Ventricular Tachycardia (VT) — ECG Rhythm | Telemetric Pro
A life-threatening wide-complex tachycardia originating in the ventricles. Can be monomorphic or polymorphic.
| Rate | 100–250 bpm |
|---|---|
| Rhythm | Regular |
| P Waves | Absent (AV dissociation) |
| PR Interval | Not applicable |
| QRS Duration | > 0.12 s (wide, typically 0.14–0.20 s) |
Every rhythm you have studied so far has been survivable, manageable, and often chronic. Ventricular Tachycardia is different. VT is a life-threatening emergency. A patient in VT can be talking to you one moment and in cardiac arrest the next. The rhythm can deteriorate to Ventricular Fibrillation — a lethal rhythm — without warning.
VT is also the first rhythm where the **wide QRS** is the central identifying feature. In every previous rhythm — NSR, SVT, AFib — the QRS was narrow because the ventricles depolarized through the fast His-Purkinje conduction system. In VT, the impulse originates in the ventricular muscle itself and has to spread slowly through working myocardial tissue. That slow conduction produces a QRS wider than 120ms, often reaching 140-200ms. When you see a wide, fast, regular rhythm on the monitor, VT should be your first thought.
What Changed from Normal Sinus Rhythm
VT changes nearly every criterion from NSR: the rate is dramatically faster, the QRS is wide, P waves are absent or dissociated, and the rhythm is driven by an ectopic ventricular focus rather than the SA node. The only thing that may look similar is the regularity — monomorphic VT is usually regular.
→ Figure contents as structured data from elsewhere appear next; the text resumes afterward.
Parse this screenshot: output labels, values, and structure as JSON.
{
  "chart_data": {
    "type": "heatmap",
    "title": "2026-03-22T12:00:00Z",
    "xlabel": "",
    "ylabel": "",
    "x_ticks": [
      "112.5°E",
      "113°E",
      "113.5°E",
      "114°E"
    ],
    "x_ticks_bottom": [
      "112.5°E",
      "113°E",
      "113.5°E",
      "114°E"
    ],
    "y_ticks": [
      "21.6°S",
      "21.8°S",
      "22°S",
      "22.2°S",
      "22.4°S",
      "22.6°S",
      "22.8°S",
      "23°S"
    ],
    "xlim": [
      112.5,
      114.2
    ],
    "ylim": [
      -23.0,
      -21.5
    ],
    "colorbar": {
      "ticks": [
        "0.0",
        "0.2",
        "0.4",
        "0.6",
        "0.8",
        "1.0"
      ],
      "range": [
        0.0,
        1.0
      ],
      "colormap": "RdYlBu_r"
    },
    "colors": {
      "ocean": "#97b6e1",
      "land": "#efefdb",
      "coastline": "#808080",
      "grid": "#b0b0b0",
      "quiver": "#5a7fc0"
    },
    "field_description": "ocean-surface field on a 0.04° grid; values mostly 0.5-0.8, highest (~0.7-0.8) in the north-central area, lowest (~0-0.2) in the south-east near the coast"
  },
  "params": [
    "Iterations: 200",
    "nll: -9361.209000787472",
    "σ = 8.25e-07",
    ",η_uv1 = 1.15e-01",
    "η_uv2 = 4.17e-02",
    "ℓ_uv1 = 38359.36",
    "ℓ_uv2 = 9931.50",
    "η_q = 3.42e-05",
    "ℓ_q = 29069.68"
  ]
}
Five Criteria: VT vs Normal Sinus Rhythm
- Rate: 100-250 bpm (NSR: 60-100)
- Most clinical VT runs 150-200 bpm. Slower VT (100-150 bpm) exists and may be briefly tolerated, but any rate of VT is dangerous because the rhythm can accelerate or deteriorate without warning.
- Regularity: Usually regular (same as NSR)
- Monomorphic VT — the most common type — is regular because a single ectopic focus fires at a steady rate. Polymorphic VT, where the QRS morphology varies beat to beat, may be irregular.
- P Waves: Absent or dissociated (NSR: upright, one per QRS)
- The atria continue to fire at their own rate, but these P waves are usually buried inside the wide QRS complexes and invisible. When P waves can be seen marching through at a different rate, this confirms VT.
- PR Interval: Not applicable (NSR: 120-200ms)
- There is no relationship between atrial and ventricular activity, so the PR interval does not exist. The atria and ventricles are electrically disconnected.
- QRS Width: Wide, >120ms (NSR: narrow, <120ms)
- This is the defining feature. VT produces QRS complexes typically 140-200ms wide — that is 3.5 to 5 small boxes on standard paper. The wide, bizarre morphology looks dramatically different from normal QRS complexes.
Rate
VT rates range from 100 to 250 bpm, with most episodes running 150-200 bpm. The rate matters clinically because faster VT is less hemodynamically tolerated — at 200 bpm, the ventricles barely have time to fill before the next contraction, causing blood pressure to drop rapidly.
QRS Complex
The wide QRS is the most important feature of VT. It occurs because the impulse starts in the ventricular muscle and has to spread slowly through tissue rather than traveling the fast His-Purkinje highway. This cell-to-cell conduction takes 140-200ms instead of the normal 80-100ms, producing a wide, bizarre-looking complex that is immediately recognizable.
Monomorphic vs Polymorphic VT
VT comes in two forms, and you need to recognize both on the strip because they look very different.
**Monomorphic VT** — Every QRS complex looks identical because a single ectopic focus fires repeatedly. The rhythm is regular, the morphology is uniform, and the strip has a repetitive, sawtooth appearance. This is the most common type. **Polymorphic VT** — The QRS complexes vary in shape, size, and direction from beat to beat. This indicates either multiple ectopic foci or a shifting reentry circuit. Polymorphic VT is more unstable and more likely to degenerate into Ventricular Fibrillation.
The Critical Rule: Wide = VT Until Proven Otherwise
There are other causes of a wide-complex tachycardia — SVT with aberrant conduction is the most common alternative. But here is the rule that applies to everyone from monitor techs to cardiologists: **approximately 80% of wide-complex tachycardias are VT**. When you see a wide, fast rhythm on the monitor, treat it as VT until someone proves otherwise.
The consequences of getting this wrong are asymmetric. If you call VT and it turns out to be SVT with aberrancy, no harm done — the clinical team will reassess. If you assume SVT when it is actually VT, the patient may receive medications that make the situation worse or lose critical time before definitive treatment.